Sounds cool guys. The only question I have is what altitude did you tell center you would be at when filing your flight plan? You know this kind of blows the old first half even thousands... etc. for vfr flight rules.
Bill Jepson 
 
-----Original Message-----
From: jesse farr <jesse@jessfarr.com>
To: Rotary motors in aircraft <flyrotary@lancaironline.net>
Sent: Wed, 2 Nov 2005 20:01:20 -0500
Subject: [FlyRotary] Re: economy test

Tracy / Ernest: I don't know nothing about flying these fancy computer controlled injected things and I could have probably never figured out who used what for how long over how much distance; but, I put many a mile on an old turbo normalized mooney and while my flight method depended on distance of course, if close enough around, it usually consisted of climb to 14 or 15,000 and a couple of hundred feet per minute descent where clearance height and pattern altitude would work out.
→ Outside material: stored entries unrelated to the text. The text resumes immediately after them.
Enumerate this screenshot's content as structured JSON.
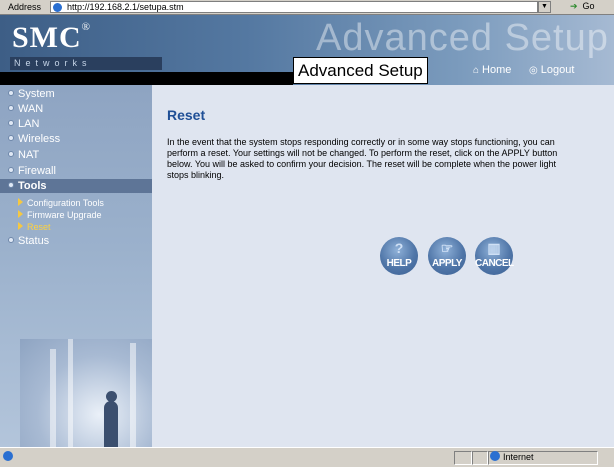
{
  "browser": {
    "address_label": "Address",
    "url": "http://192.168.2.1/setupa.stm",
    "go_label": "Go",
    "status_zone": "Internet"
  },
  "header": {
    "logo": "SMC",
    "logo_mark": "®",
    "networks": "Networks",
    "faded_title": "Advanced Setup",
    "title": "Advanced Setup",
    "home_label": "Home",
    "logout_label": "Logout"
  },
  "sidebar": {
    "items": [
      {
        "label": "System"
      },
      {
        "label": "WAN"
      },
      {
        "label": "LAN"
      },
      {
        "label": "Wireless"
      },
      {
        "label": "NAT"
      },
      {
        "label": "Firewall"
      },
      {
        "label": "Tools"
      },
      {
        "label": "Status"
      }
    ],
    "tools_sub": [
      {
        "label": "Configuration Tools"
      },
      {
        "label": "Firmware Upgrade"
      },
      {
        "label": "Reset"
      }
    ]
  },
  "main": {
    "title": "Reset",
    "description": "In the event that the system stops responding correctly or in some way stops functioning, you can perform a reset. Your settings will not be changed. To perform the reset, click on the APPLY button below. You will be asked to confirm your decision. The reset will be complete when the power light stops blinking.",
    "buttons": {
      "help": "HELP",
      "apply": "APPLY",
      "cancel": "CANCEL"
    }
  },
  "colors": {
    "accent": "#1f4f96",
    "active_sub": "#ffd23c",
    "sidebar_active": "#5e7597"
  }
}
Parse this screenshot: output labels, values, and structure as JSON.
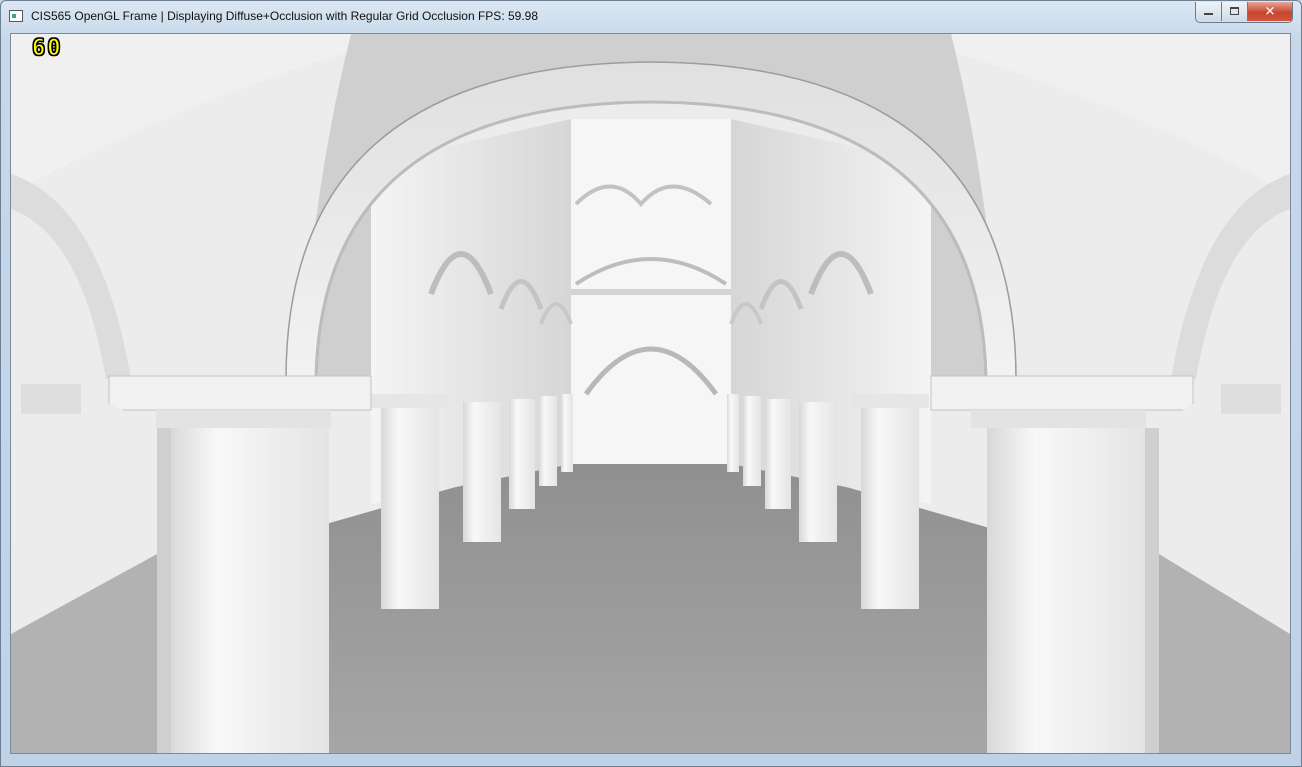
{
  "window": {
    "title": "CIS565 OpenGL Frame | Displaying Diffuse+Occlusion with Regular Grid Occlusion FPS: 59.98",
    "icon": "opengl-app-icon"
  },
  "controls": {
    "minimize_icon": "minimize-icon",
    "restore_icon": "restore-icon",
    "close_icon": "close-icon",
    "close_glyph": "✕"
  },
  "viewport": {
    "fps_overlay": "60",
    "scene": "rendered-3d-scene",
    "colors": {
      "overlay_text": "#ffff00",
      "floor": "#9c9c9c",
      "wall": "#e9e9e9"
    }
  }
}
The whole point of this is that flight time and overall fuel consumption was usually reduced, sometimes even by as much as a third. At the time I thought I had really found the ultimate "slipping off the step" method of flight that I had often read about.
jofarr, soddy tn
 
----- Original Message -----
 
  Actually it was 55 mpg during the descent portion of flight.  I was looking at MPG averages so speed never entered the picture in my quick & dirty look at this.   
 
But you suggest another way of cross checking the results.  Let's see, I think I agree with your miles traveled calcs so lets look at it this way.  I burned .106 gal in the 40 seconds of climb and .125 gal during the 5 minutes of descent for a total of .231 gal.
 
9.4 miles divided by .231 gal gives 40.69 MPG.  Not as good as I got by averaging the MPG during each unit of time (48 mpg result) but still a pretty good bump up from 30 mpg in level flight.  Not sure where the error is coming from.
 
Naturally my test results will have to be repeated many more times before I accept them as fact.